Her pain tolerance has increased; what was once hours of gritted-teeth and curled-up-pain has shortened to minutes. Still, she had entirely neglected to tell Kanroji how long she’d take, and the last thing Shinobu needs is for the other girl to come up to check in on her while she’s writhing on the ground in misery, fingers stuffed in her mouth to stop herself from screaming from the agony of it all.
Shinobu allows herself a second of deliberation before she’s snatching up the syringe, flicking the cap off, and sliding the needle-tip into her skin.
Nothing, at first. Like always. It takes a few seconds to fully kick in.
And then it crescendos. Like a thousand fire ants marching up her veins. An inferno, rampaging from the injection site and spreading and spreading until it has reached every crevice of Shinobu’s body.

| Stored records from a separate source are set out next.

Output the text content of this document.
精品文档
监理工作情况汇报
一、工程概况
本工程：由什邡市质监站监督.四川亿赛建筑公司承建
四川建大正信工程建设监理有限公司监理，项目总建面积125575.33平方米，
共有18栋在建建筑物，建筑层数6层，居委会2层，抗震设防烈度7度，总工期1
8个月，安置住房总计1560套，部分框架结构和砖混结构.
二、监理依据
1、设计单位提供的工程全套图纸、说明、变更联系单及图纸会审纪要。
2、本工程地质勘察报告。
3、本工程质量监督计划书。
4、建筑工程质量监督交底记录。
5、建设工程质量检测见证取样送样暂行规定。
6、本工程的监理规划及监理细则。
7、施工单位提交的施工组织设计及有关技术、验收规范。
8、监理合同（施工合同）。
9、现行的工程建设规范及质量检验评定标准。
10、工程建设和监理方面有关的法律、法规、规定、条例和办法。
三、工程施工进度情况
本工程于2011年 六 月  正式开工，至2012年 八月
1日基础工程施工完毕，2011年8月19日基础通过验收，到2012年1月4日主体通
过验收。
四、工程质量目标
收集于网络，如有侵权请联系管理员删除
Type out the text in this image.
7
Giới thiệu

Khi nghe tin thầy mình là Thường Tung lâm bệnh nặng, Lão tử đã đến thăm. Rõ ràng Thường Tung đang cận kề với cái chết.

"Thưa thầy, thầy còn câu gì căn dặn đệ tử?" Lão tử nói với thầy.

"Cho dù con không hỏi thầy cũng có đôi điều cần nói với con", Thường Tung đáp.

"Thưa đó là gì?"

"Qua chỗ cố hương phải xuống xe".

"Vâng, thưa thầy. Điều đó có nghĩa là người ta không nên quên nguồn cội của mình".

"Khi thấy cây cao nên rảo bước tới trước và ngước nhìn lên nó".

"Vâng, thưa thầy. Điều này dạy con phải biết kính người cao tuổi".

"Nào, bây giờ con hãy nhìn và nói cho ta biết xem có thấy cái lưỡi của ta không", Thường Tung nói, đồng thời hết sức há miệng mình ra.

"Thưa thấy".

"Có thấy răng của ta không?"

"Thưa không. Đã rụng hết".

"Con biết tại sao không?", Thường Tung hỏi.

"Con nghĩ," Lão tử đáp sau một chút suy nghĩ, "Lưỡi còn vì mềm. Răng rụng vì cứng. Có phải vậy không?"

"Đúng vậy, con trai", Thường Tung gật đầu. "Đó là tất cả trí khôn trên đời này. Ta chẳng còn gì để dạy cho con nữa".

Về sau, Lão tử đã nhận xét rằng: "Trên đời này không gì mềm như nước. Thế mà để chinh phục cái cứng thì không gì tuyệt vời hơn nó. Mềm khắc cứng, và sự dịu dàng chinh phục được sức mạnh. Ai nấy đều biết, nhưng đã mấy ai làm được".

She crumples forward over her knees, gasping. This is familiar. This is nothing new. It will pass.
Eyes stinging, vision tunneling, Shinobu tries to cast her mind elsewhere. A good memory. One that soothes this hurt.
Breathe in.
There is a swing in the backyard of her parents’ home. She often played on it with Kanae.
Breathe out.
Shinobu pictures it swinging back and forth, back and forth, back and forth. The late afternoon sun casts rays through the thick canopy of green leaves on the tree from which the swing hangs from, the rich gold filtering through and printing the ground with dappled patterns.
Breathe in.
Kanae is laughing. Shinobu is afraid of being pushed too high on the swing and Kanae only laughs, and she says, It’s okay Shinobu, I won’t let you fall, you’ll be fine, because they are seven and ten and nothing bad has ever happened to them yet. The worst thing in the world is falling off the swing.
Breathe out.
Kanroji Mitsuri’s laughter spills out from between her parted lips, full and warm. Her fingers brush Shinobu’s as they trade gifts: for Kanroji, a cherry-blossom clip; for Shinobu, a lavender clasp.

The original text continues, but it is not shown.